Am besten gefällt mir die Geschichte von Annie, ihr Heranwachsen, die Beziehung zu ihrer besten Freundin und der Erlebnisse, die zu ihrer Flucht als Cass Ford geführt haben. Es geht um viele Themen, um Freundschaft und Liebe, um Vertrauen und Verrat, um Ruhm und Schuld. Dabei bleibt mir Annie/Cass/Cate jedoch immer ein wenig fremd und ich kann mich nicht wirklich in sie hinein versetzen. Auch ist sie kein sehr sympathischer Mensch, vor allem nicht als Cass oder Cate. Ab der Mitte fand ich den Schreibstil mit dem raschen Wechsel der Perspektiven manchmal etwas verwirrend und zunehmend ermüdend. Ich hätte mir gewünscht, der Protagonistin näher zu kommen und mich besser mit ihr zu identifizieren, habe aber keinen wirklichen Zugang zu dieser Person gefunden.

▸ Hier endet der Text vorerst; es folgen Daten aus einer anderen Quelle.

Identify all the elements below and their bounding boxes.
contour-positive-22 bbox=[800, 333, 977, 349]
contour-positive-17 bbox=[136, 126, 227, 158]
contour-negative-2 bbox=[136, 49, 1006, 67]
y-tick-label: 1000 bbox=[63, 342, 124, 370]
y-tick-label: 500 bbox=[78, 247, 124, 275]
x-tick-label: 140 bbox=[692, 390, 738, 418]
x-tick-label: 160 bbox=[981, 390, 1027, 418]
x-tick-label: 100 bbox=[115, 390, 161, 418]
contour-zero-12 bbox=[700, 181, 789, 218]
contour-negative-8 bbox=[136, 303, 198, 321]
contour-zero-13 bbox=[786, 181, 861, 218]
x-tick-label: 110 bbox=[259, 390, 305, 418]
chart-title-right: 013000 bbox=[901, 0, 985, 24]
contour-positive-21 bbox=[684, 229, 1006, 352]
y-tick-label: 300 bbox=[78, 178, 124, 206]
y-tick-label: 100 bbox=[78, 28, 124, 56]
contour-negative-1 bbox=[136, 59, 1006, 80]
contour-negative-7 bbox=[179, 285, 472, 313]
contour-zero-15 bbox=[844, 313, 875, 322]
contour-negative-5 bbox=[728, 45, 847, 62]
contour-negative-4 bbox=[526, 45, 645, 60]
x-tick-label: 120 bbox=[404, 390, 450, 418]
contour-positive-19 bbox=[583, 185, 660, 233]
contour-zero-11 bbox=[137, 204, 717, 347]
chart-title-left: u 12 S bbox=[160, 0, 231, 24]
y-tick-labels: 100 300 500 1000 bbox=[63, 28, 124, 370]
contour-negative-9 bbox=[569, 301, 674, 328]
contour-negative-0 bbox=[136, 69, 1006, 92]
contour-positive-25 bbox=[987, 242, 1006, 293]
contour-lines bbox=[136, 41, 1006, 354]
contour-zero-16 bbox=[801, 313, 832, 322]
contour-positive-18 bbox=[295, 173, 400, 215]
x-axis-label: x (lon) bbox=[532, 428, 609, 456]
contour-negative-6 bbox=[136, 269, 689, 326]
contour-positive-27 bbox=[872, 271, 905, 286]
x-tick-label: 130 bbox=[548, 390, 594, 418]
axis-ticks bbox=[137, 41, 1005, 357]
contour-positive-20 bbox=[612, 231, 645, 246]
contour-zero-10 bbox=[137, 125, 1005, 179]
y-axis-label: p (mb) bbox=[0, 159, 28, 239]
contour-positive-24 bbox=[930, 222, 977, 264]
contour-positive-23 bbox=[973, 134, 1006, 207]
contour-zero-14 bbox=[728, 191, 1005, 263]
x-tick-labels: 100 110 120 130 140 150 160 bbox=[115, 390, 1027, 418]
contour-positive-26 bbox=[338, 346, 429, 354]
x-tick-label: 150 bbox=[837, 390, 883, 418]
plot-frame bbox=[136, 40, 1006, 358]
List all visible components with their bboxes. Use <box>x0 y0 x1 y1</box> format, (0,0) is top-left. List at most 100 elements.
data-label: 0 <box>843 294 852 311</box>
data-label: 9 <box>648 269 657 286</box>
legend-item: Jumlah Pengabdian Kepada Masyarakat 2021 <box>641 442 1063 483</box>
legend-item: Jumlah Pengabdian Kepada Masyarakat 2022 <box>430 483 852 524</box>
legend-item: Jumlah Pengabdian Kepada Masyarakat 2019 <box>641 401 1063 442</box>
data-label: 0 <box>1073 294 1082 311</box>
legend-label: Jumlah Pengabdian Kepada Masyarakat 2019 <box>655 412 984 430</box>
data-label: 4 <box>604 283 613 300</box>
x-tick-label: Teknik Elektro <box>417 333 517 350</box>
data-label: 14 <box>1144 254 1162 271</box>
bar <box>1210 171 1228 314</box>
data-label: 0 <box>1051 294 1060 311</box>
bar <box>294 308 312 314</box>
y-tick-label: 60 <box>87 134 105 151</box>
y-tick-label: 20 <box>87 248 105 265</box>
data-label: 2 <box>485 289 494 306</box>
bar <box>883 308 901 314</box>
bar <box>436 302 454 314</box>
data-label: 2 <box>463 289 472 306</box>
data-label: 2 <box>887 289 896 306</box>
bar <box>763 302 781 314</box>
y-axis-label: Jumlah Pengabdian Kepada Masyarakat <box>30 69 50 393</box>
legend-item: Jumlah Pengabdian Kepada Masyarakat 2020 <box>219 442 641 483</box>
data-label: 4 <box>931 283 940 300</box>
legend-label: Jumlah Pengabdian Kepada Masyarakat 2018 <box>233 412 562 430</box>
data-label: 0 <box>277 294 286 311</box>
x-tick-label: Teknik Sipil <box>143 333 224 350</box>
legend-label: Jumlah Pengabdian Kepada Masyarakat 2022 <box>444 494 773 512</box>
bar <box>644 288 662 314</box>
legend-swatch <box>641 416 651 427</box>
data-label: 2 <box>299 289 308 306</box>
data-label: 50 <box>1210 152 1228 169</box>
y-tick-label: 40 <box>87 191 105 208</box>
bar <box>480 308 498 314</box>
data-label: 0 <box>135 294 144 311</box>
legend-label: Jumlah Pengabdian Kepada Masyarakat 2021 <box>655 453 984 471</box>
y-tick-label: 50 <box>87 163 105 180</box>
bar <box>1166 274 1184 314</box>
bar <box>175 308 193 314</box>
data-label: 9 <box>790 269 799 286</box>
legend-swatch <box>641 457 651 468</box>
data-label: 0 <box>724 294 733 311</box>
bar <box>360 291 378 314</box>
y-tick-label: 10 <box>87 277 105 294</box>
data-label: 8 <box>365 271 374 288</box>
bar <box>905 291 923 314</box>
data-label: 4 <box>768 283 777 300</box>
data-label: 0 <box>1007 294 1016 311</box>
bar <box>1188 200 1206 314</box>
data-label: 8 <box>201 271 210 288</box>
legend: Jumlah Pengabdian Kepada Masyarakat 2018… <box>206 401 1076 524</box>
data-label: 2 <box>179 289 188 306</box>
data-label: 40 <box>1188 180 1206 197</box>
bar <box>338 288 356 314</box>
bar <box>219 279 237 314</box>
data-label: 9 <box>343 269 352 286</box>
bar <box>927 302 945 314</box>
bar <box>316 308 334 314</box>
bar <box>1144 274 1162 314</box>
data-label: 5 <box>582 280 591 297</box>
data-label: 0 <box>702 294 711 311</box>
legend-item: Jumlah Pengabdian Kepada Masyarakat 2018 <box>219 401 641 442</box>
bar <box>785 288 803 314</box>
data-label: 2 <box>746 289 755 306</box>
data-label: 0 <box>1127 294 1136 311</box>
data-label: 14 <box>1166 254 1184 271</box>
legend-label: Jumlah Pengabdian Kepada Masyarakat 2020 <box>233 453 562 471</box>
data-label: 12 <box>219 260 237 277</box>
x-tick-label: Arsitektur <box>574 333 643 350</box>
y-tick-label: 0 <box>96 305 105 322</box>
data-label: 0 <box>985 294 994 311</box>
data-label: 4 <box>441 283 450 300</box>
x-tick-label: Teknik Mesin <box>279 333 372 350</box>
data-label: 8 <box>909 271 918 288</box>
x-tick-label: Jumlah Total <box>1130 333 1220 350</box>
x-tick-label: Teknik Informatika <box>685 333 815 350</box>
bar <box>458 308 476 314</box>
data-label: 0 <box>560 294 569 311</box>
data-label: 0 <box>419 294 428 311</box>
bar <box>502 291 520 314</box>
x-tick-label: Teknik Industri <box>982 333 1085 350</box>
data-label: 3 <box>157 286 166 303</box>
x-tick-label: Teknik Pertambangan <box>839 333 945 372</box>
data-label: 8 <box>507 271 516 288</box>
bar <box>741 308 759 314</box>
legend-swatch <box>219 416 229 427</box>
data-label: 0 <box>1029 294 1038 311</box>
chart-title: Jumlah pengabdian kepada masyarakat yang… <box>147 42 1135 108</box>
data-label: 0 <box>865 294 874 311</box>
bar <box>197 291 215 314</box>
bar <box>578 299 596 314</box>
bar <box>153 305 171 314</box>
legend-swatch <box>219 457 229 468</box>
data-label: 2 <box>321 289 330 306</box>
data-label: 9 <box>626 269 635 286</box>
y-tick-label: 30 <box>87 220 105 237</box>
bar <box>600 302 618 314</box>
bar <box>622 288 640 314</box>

Es baut sich zwischenzeitlich auch ein bisschen Spannung auf, denn natürlich ist es nicht immer leicht, mit drei verschiedenen Identitäten zu leben. Hier wird das Thema Vertrauen zu einem elementaren Element, doch wem kann man in Annies Situation wirklich trauen?
So bleibt es ein Buch, dass für mich ein gutes Thema mit großem Potenzial hat, mich aber nicht ganz überzeugen konnte. Die Themen sind vielfältig und durchaus interessant. Der Roman liefert eine gute Unterhaltung vor allem für junge Leute, bleibt mir aber nicht lange im Gedächtnis erhalten.